The result is a revision of the accepted historical narrative in several important ways. First, though a common laborer, Turner was an uncommonly resistant slave. Whether running away, talking to fellow bondspeople of the benefits of freedom, or experiencing a series of spiritual revelations that convinced him of a special purpose, Turner was destined to leave a significant antislavery legacy. No wild-eyed fanatic, Turner plotted and planned, schemed and strategized, for years. Second, the motives for the rebellion were crystal clear as Turner had the misfortune of remaining throughout his entire life in the possession of bottom-line businessmen and businesswomen who never even considered the possibility of manumitting their slaves. Exploring a dizzying number of estate, tax, and census records, Allmendinger demonstrates how vital slaves were to the personal wealth of slave owners who made a mockery of the idea that a paternalistic relationship [End Page 742] existed between master and servant; consequently, Turner’s only chance at freedom was the launching of a near-suicidal mission to extinguish the lives of those who held him, and others like him, in bondage. Finally, Turner and his roughly forty accomplices murdered more than fifty white Virginians not simply to seek vengeance but to spread terror across the region. Turner and his fellow revolutionaries dreamed that the bloody and lifeless corpses of men, women, and children left in their wake would force those responsible for slavery to dismantle the nefarious institution that made such bloodshed possible. As proof, Allmendinger shows that the route chosen by the rebels was no accident; instead, nearly every white casualty was chosen selectively as they (or someone in their household) either owned one or more of the rebel slaves or were public officials committed to maintaining the status quo regarding slavery.
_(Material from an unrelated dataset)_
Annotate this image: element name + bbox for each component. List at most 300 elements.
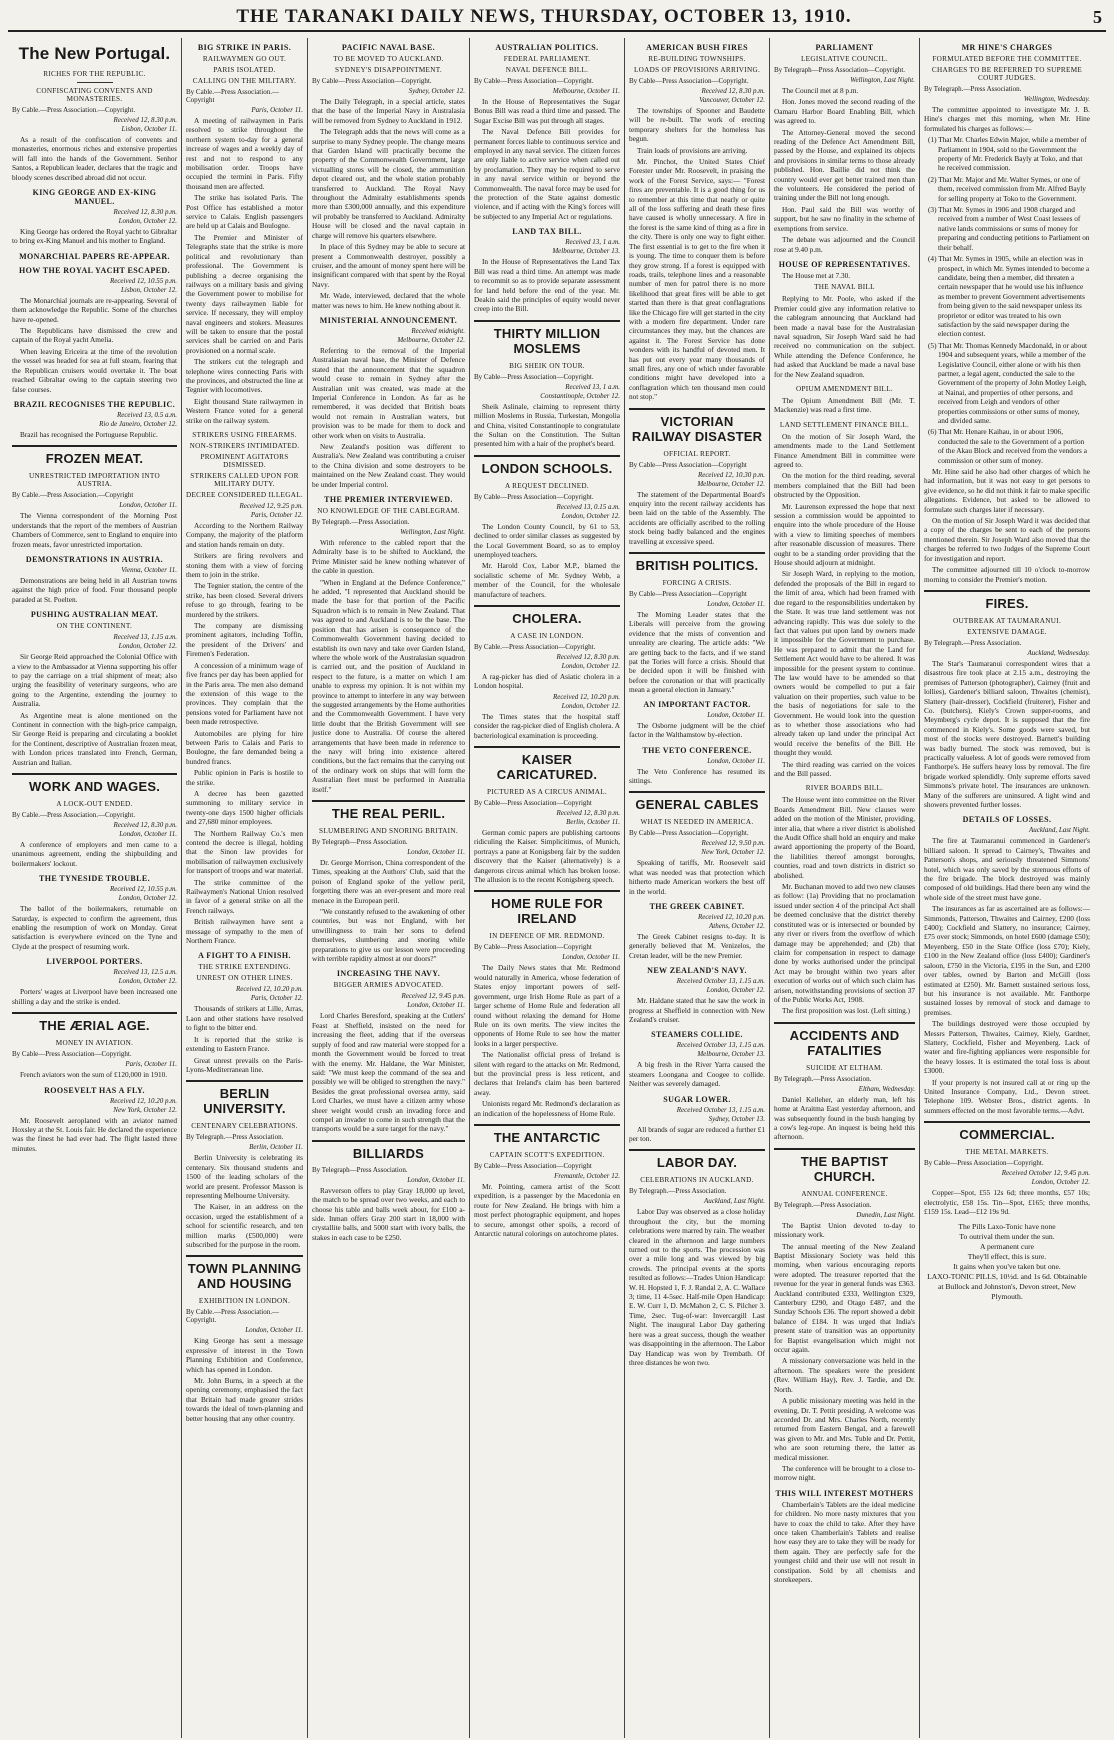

Allmendinger makes a convincing argument that the 1831 Southampton revolt was a slave revolution intent on the destruction of slavery. He also provides convincing evidence that the massacre of dozens or even hundreds of slaves in the aftermath of Turner’s revolt by fearful and enraged white southerners never took place. Yet, despite these and other important contributions to the historiography, the book can be a difficult read. Some readers will recoil at lengthy genealogical asides and detailed lists of slave owners’ personal property, including the numbers of clocks, tables, desks, chairs, and ink stands in their possession at the time of their deaths. Still, the book is a must-read for historians of slave resistance and all others interested in the history of antebellum Virginia and in particular Southampton County. [End Page 743]

Matthew J. Clavin

MATTHEW J. CLAVIN, associate professor of history at the University of Houston, is the author of Toussaint Louverture and the American Civil War (2010). His current research focuses on fugitive slaves and their allies in Pensacola, Florida.